= Jian Ming =

Chinese poet, writer, literary critic, and editor (1961–2019)

Jian Ming (简明; April 1961 – 21 August 2019) was the pen name of Zhang Guoming (张国明), a Chinese poet, writer, literary critic and editor.

== Biography ==
Zhang Guoming was born in April 1961 into a military family in Xinjiang.

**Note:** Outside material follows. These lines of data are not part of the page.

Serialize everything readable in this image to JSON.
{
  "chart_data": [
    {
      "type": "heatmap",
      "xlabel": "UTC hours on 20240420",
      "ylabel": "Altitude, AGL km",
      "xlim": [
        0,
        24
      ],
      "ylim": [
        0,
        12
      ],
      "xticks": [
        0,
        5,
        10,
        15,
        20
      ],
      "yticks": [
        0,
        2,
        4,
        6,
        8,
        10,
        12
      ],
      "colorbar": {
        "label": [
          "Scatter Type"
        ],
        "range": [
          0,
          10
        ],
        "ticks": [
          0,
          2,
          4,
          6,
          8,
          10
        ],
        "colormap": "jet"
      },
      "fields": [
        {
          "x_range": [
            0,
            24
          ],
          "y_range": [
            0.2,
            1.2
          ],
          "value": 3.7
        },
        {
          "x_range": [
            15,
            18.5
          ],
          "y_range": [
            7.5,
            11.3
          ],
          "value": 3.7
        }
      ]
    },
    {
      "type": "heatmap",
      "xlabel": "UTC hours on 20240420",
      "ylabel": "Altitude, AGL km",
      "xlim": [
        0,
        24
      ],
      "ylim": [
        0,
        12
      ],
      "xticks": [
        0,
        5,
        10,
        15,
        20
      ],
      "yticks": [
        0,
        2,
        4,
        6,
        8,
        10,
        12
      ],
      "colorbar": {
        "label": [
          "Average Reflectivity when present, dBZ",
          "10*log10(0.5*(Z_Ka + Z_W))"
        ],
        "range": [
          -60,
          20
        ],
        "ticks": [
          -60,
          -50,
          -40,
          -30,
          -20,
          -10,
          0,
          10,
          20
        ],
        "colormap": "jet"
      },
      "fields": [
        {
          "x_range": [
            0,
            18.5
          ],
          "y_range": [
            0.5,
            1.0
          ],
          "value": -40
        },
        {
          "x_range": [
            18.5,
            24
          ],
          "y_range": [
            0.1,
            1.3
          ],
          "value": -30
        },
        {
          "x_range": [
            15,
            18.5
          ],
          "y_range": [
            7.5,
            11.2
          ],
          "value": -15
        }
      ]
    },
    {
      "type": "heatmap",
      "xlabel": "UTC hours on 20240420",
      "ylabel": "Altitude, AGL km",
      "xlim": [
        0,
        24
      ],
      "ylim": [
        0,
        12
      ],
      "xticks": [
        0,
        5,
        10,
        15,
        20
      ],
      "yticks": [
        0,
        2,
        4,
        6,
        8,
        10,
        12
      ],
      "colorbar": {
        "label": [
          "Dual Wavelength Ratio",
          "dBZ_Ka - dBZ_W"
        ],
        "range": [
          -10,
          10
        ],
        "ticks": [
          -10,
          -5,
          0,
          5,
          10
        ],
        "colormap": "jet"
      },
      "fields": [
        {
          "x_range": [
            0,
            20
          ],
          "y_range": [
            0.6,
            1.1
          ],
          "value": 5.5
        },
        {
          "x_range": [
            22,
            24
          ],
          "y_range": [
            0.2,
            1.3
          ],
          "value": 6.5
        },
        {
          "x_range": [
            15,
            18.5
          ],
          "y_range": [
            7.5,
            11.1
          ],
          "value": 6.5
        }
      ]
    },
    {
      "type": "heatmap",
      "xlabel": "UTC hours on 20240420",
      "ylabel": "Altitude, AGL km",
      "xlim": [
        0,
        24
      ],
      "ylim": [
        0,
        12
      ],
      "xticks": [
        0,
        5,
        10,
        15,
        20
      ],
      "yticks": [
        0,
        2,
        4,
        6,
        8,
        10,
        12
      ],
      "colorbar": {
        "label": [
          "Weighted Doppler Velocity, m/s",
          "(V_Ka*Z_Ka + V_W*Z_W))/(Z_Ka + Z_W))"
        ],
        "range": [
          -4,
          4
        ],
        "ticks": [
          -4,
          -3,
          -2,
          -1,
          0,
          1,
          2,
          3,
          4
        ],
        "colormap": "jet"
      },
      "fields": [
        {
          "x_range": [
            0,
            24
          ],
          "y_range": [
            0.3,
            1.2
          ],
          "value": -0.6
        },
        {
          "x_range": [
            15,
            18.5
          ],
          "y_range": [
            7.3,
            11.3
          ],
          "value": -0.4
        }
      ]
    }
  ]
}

In 1991, his military-themed work Qian Ri Yang Bing (千日养兵) was awarded the National Excellent Reportage Award (now part of the Lu Xun Literary Prize), bringing him fame at the age of 30.

Jian Ming later published 15 poetry collections, including Noble (高贵), Pusu (朴素), and Shan Shui Jing (山水经). He was awarded the Sun Li Literary Prize, the Wen Yiduo Poetry Prize, and the Chen Zi'ang Poetry Prize (2017). His poetry has been translated into English, French, German, Spanish, Russian, Japanese, and Korean.

He served as president and Chief Editor of the Selected Poetry (诗选刊), a journal of the Hebei Writers' Association, and nurtured a number of young poets.

Jian Ming suffered from severe liver disease. He died in Shijiazhuang on 21 August 2019, aged 58.